Legislation to create 'smart' licenses
Two Northern Virginia congressmen introduced legislation that would require all states to issue driver's licenses that contain a computer chip with identity information
Legislation that two Northern Virginia congressmen introduced May 1 would require all states to issue driver's licenses that contain a computer chip with identity information.
The approach is intended to wipe out driver's license counterfeiting and other forms of identity fraud, according to the bill's sponsors, Reps. Jim Moran (D-Va.) and Tom Davis (R-Va.), who represent technology-dense districts.
But the bill is sure to face stiff opposition from privacy advocates, who fear that driver's licenses will become the equivalent of national identification cards that could be used to collect information on their holders' activities.

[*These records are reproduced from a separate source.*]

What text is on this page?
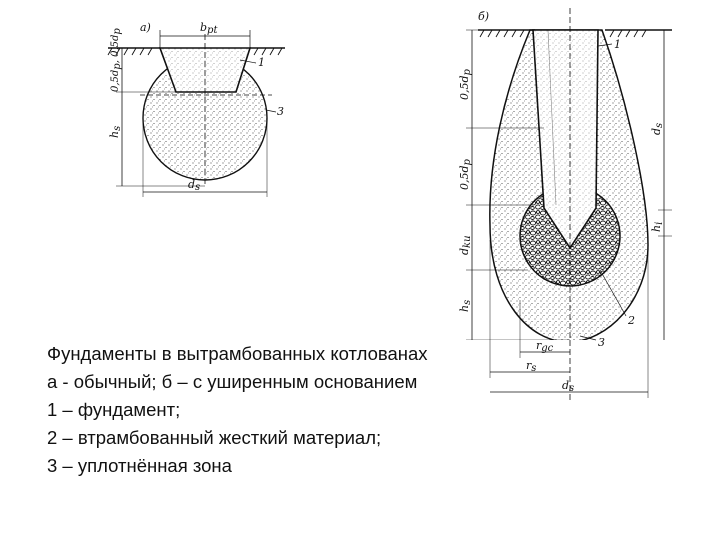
bpt
а)
0,5dp, 0,5dp
hs
ds
1
3
б)
0,5dp
0,5dp
dku
hs
ds
hi
1
2
rgc
rs
ds
3

Фундаменты в вытрамбованных котлованах

а - обычный; б – с уширенным основанием

1 – фундамент;

2 – втрамбованный жесткий материал;

3 – уплотнённая зона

The Moran and Davis bill would give states up to five years to switch to "smart card" driver's licenses that include a biometric identifier, such as a fingerprint or an eye scan, stored in digital form and readable by an electronic scanner.
Their bill, the Driver's License Modernization Act of 2002, also would require states to maintain interconnected databases containing information on license holders. With the databases, authorities in any state could check the identification data and motor vehicle records of any license holder.

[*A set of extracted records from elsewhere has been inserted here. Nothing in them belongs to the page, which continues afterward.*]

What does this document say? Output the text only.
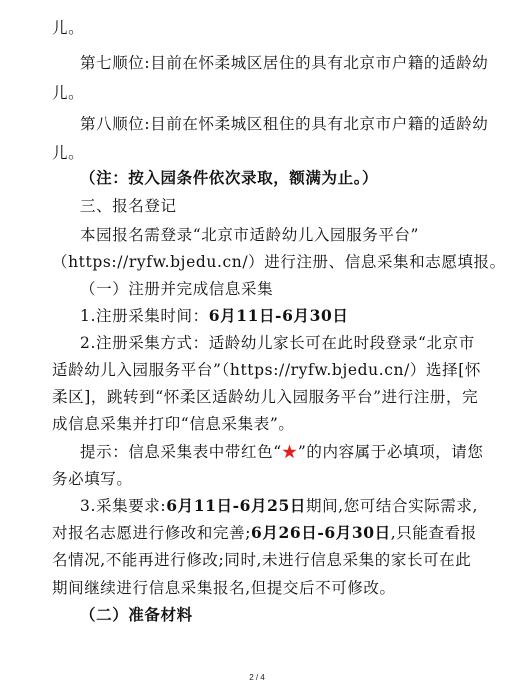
儿。
第七顺位:目前在怀柔城区居住的具有北京市户籍的适龄幼
儿。
第八顺位:目前在怀柔城区租住的具有北京市户籍的适龄幼
儿。
（注：按入园条件依次录取，额满为止。）
三、报名登记
本园报名需登录“北京市适龄幼儿入园服务平台”
（https://ryfw.bjedu.cn/）进行注册、信息采集和志愿填报。
（一）注册并完成信息采集
1.注册采集时间：6月11日-6月30日
2.注册采集方式：适龄幼儿家长可在此时段登录“北京市
适龄幼儿入园服务平台”（https://ryfw.bjedu.cn/）选择[怀
柔区]，跳转到“怀柔区适龄幼儿入园服务平台”进行注册，完
成信息采集并打印“信息采集表”。
提示：信息采集表中带红色“★”的内容属于必填项，请您
务必填写。
3.采集要求:6月11日-6月25日期间,您可结合实际需求,
对报名志愿进行修改和完善;6月26日-6月30日,只能查看报
名情况,不能再进行修改;同时,未进行信息采集的家长可在此
期间继续进行信息采集报名,但提交后不可修改。
（二）准备材料
2 / 4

Such a system of licenses and databases "can make a profound difference in our personal and national security," Moran said during a press conference unveiling the legislation.
It would "help prevent fraud, falsification and future acts of terror," Davis said in a prepared statement.
Because of lax identification checks in Virginia, eight of the 19 Sept. 11 hijackers obtained fraudulent driver's licenses there and likely used the licenses as identification to board the planes they hijacked.
Despite its promise of tighter security, the plan for "smart" driver's licenses raises "significant privacy issues," said Marc Rotenberg, executive director of the Electronic Privacy Information Center.
"There is little public support for a national ID card, and lawmakers are aware of that, so they keep saying it's not a national ID card," according to Rotenberg. But the licenses Moran and Davis propose would serve as the equivalent of national ID cards and have ominous implications for the future of privacy in the United States, he added.
Moran insisted that such concerns are "unfounded." He said the Driver's License Modernization Act prohibits using the high-tech driver's licenses to track individuals. "We share many of the privacy concerns, and there are provisions in the bill to prevent abuses," he said.
For example, private entities that use the licenses for identification, such as merchants or banks, would be forbidden to "capture" information from the licenses, said Shane Ham, a policy analyst at the Progressive Policy Institute, a Democratic think tank that helped draft the legislation.
However, authorized government entities, such as police, would be permitted to store data from the licenses. Thus, digital records could be created of traffic stops, trips to airports and other instances where government entities require licenses for identification.